HUDSON | Public-option proposal’s many moving parts raise many questions
Ever since I was a kid, I’ve been fascinated by tourbillon wristwatches that let me witness the inner workings, movements and complexities of their mechanics. Three centuries of technical refinement have produced marvels of analog accuracy, although it is apparent repairs should never be attempted at home. For those, you should rely on costly expertise. Following the introduction of electronic timepieces, only to be replaced by Fitbits and smart watches, reliance today on a tourbillon is a declaration of Luddite inclinations. For a genuinely conspicuous display, the Tag Heuer Carrera clocks in at a jaw-dropping $75,000.
Last week Andrew Forbes of the Joint Budget Committee staff provided an eye-opening glimpse at the intricacies embedded in Colorado’s proposed public option insurance program. No Good Housekeeping, blue ribbon certificate of approval for what constitutes an effective public option plan exists. The sponsors of last session’s HB-1004 empowered a panel to devise a uniquely Colorado version. While the concept of a non-profit insurance plan, aided by regulatory supports, is easy to describe, its mechanics are devilishly difficult to conceive.
The recommendation which emerged, following statewide hearings conducted by the Division of Insurance (DOI) and the Health Care Policy and Financing department (HCPF), came as a surprise to most stakeholders. Ostensibly intended to lower health care premiums within the individual health care market, tampering with 20% of the state’s economy thrusts the legislature into a future of unpredictable economic consequences. Engineering a cost advantage for those in the individual market, indisputably those who are currently most disadvantaged, is unlikely to be funded from a cushion of waste, fraud and abuse.

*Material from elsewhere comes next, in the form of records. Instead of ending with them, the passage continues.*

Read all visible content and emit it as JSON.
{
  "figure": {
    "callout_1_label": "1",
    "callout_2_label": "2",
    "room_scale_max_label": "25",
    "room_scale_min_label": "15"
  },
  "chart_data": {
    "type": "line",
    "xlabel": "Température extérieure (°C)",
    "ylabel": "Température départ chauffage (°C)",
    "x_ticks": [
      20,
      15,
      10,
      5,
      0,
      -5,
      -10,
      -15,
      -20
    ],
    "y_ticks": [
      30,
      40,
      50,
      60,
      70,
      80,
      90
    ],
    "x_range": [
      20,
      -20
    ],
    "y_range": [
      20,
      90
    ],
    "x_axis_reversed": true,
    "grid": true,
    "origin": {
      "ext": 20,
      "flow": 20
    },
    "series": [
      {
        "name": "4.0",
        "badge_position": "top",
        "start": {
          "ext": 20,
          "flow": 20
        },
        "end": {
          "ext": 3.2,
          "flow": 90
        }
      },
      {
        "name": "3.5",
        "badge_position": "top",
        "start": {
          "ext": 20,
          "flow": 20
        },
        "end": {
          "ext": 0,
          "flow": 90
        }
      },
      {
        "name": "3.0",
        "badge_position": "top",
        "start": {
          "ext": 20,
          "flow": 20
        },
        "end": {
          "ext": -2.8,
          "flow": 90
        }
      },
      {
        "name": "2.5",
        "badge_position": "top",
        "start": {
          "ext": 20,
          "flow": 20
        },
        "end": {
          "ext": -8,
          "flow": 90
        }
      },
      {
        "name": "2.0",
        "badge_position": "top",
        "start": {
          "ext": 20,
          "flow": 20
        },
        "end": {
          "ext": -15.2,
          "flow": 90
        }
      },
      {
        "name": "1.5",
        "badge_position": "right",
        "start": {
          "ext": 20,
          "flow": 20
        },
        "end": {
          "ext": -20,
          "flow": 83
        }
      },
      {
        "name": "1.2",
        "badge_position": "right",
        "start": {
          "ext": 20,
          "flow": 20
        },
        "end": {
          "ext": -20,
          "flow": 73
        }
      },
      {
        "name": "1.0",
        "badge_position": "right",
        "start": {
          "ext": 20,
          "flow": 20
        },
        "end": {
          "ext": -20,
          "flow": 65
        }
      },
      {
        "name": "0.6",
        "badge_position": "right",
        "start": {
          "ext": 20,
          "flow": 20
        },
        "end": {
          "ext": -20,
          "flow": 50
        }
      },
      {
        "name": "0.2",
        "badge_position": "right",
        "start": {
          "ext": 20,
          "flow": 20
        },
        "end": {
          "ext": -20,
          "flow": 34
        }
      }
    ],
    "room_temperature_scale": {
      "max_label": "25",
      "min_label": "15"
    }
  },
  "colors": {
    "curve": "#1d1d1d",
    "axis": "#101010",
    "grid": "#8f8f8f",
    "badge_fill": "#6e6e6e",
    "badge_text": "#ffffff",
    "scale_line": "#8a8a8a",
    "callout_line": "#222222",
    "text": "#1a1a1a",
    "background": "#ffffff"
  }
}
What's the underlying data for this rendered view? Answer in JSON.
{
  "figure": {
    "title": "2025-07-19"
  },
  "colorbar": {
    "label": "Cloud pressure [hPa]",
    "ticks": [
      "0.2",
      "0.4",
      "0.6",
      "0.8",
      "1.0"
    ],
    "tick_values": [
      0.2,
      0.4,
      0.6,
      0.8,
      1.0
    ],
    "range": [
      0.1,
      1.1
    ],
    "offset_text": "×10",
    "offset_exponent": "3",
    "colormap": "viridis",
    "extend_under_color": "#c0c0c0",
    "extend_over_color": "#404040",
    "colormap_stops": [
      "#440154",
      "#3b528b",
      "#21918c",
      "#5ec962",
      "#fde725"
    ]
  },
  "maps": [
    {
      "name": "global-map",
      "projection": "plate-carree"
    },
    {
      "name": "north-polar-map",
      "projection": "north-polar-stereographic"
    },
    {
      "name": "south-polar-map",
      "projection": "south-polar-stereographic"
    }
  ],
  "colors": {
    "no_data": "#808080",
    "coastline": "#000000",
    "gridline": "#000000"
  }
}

It is hoped the public option will reduce individual premiums between 8% and 17%. This reduction in revenue, however, may be recouped by providers simply raising rates for all other health care purchasers. Since the proportion of individual participants is estimated variously at no more than 3% to 7% of insured Coloradans, initially such a bump would prove small. The real hurdle identified by Forbes is the fact that, “The proposed plan will require changes to statute in the upcoming session, including the ability to mandate carrier and provider participation (and) the ability to implement benefit design and rate setting…” This is an ambitious agenda.
Insurers selling plans on the Connect for Health Exchange will be required to offer the public option plan. The state will establish reimbursement caps on pharmaceuticals and hospital services, while the medical loss ratio for public option plans would rise from 80% to 85%. In other words, a lot of oxen are scheduled for goring. The public option proposal suggests the legislature can avoid any risk to Colorado taxpayers by placing the fiscal burden on existing insurance carriers and hospitals — avoiding the operation of a stand-alone, state-run plan. Despite assurances of individualized rate-setting, rural hospitals are already sending out protests that statewide fee regulation could doom their survival. There are also questions whether a mandatory requirement for carriers to offer public option plans may drive some of them, perhaps many or most, off the Health Care Exchange.
Republican state Sen. Paul Lundeen of Monument, who attended the JBC hearing as an observer, asked about the possibility of second- and third-order repercussions. Specifically, he inquired whether the DOI and HCPF currently have the authority envisioned in the public option recommendation. He was told such authority would have to be endowed through the legislation that is considered in the 2020 session. State Sen. Kerry Donovan, D-Vail, who carried HB-1004 in the Senate last year, indicated she couldn’t enlighten her colleagues on how this will be addressed in the eventual bill. Her comment that, “I will have to carry the legislation, and I haven’t seen it yet,” appeared to imply she is not crafting its language but, rather, that the governor and his staff are crafting the initial draft.
In other comments, it was noted that the bundling or capitation of patients, where coverage is compensated on a flat fee paid for each enrollee, often reduces the quality of patient care. There were also vague suggestions that the Connect for Health Exchange may be facing solvency challenges that would be aggravated by the public option. And then, of course, there is the 800% increase in the estimated cost of the state’s reinsurance program during the next two years. This innovation was the source of the administration’s claim it has reduced premiums on the individual market by 20%. DOI insists it has identified the funds to keep the reinsurance program off life support until the arrival of the public option in 2023.
Nonetheless, the governor has requested an additional $60 million in his 2020 budget. Perhaps half this amount is a by-product of TABOR requirements, but it remains a significant miss. Just because we can’t watch the moving parts doesn’t mean they aren’t turning.